We think of the First Thanksgiving as that one meal in the autumn. But the English had a Thanksgiving meal after every Good Thing that happened. Like some years after that first terrible winter when they encircled the Wompanog village and lit it on fire and then shot anyone who tried to run out of the flames. That was a huge success, and they gave thanks accordingly.

So why do we have Thanksgiving?

In the late 19th and early 20th century there was a strong influx of immigrants, and the people who were here earlier than they needed to establish a hierarchy. “We’re better than you, we’ve been here longer.” So they invented some holidays like Thanksgiving to create that narrative.

In 1970 there was a “recreation” of the first Thanksgiving on Martha’s Vineyard, the ancestral home of the Wompanog.
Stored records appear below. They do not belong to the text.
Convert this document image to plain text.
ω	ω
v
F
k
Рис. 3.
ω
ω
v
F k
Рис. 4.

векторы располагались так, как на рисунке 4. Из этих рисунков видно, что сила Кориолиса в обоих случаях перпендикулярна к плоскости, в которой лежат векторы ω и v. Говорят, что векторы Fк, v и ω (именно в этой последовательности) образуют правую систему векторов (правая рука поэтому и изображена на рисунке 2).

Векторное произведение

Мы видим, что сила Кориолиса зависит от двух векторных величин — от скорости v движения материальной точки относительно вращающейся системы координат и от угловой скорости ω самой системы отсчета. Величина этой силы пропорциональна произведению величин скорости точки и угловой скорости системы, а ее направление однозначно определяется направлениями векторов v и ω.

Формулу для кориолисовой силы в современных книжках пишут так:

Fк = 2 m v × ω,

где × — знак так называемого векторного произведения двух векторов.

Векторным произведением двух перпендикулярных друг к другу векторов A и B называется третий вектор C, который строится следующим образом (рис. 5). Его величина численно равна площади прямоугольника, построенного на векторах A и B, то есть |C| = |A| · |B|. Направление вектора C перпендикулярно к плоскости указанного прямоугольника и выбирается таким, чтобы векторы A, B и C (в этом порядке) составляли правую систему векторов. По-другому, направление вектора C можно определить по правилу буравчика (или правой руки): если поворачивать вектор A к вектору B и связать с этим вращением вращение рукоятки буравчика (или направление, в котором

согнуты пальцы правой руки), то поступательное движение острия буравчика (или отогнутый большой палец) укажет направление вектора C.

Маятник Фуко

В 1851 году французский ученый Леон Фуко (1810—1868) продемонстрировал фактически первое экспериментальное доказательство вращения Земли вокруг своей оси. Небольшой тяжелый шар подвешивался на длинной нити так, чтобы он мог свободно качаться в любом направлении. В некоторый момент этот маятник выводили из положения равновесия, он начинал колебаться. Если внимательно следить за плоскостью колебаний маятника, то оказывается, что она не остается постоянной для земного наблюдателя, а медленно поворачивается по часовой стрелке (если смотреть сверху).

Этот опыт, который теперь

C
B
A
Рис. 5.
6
At the last minute someone said “Hey! We should invite the Indians too!”, so they invited a leader of the tribe. He prepared a speech that explained what had really happened and people were horrified. They told him he couldn’t give it, and they would write him a “proper” one to read. He refused and lead a protest outside the event. Now the Wompanog hold a National Day Of Mourning on the day the rest of us celebrate.

What to do?

A few days after we listened to the episode, Cate said to me “So what are we going to do about Thanksgiving? I don’t want to celebrate that.” We had a long talk about it, and came to some conclusions.

For me personally, Thanksgiving has never been about that narrative of the Pilgrims and the Indians, but by the same token that smacks of “the confederate flag isn’t about racism”, and I don’t want to go there either. (It also gives me a tiny bit of empathy for people who grew up loving that flag disconnected from its history of racism) What we decided is to keep having a family meal and giving thanks to God for the goodness He’s brought to our lives, while at the same time educating our children, our family, and the people around us about the history of what actually happened.

The classic Thanksgiving narrative is just that, a narrative. If we can CHANGE the narrative to be about the truth then we can make the world a better place, and be truly thankful for the right things.

Wrapping up

The host of the podcast asked that we share it around, and help bring a wider awareness of what happened. So if you have some time, give it a list. The whole podcast is called Cheat! and is VERY good. This episode was titled “No Thanks(giving)“.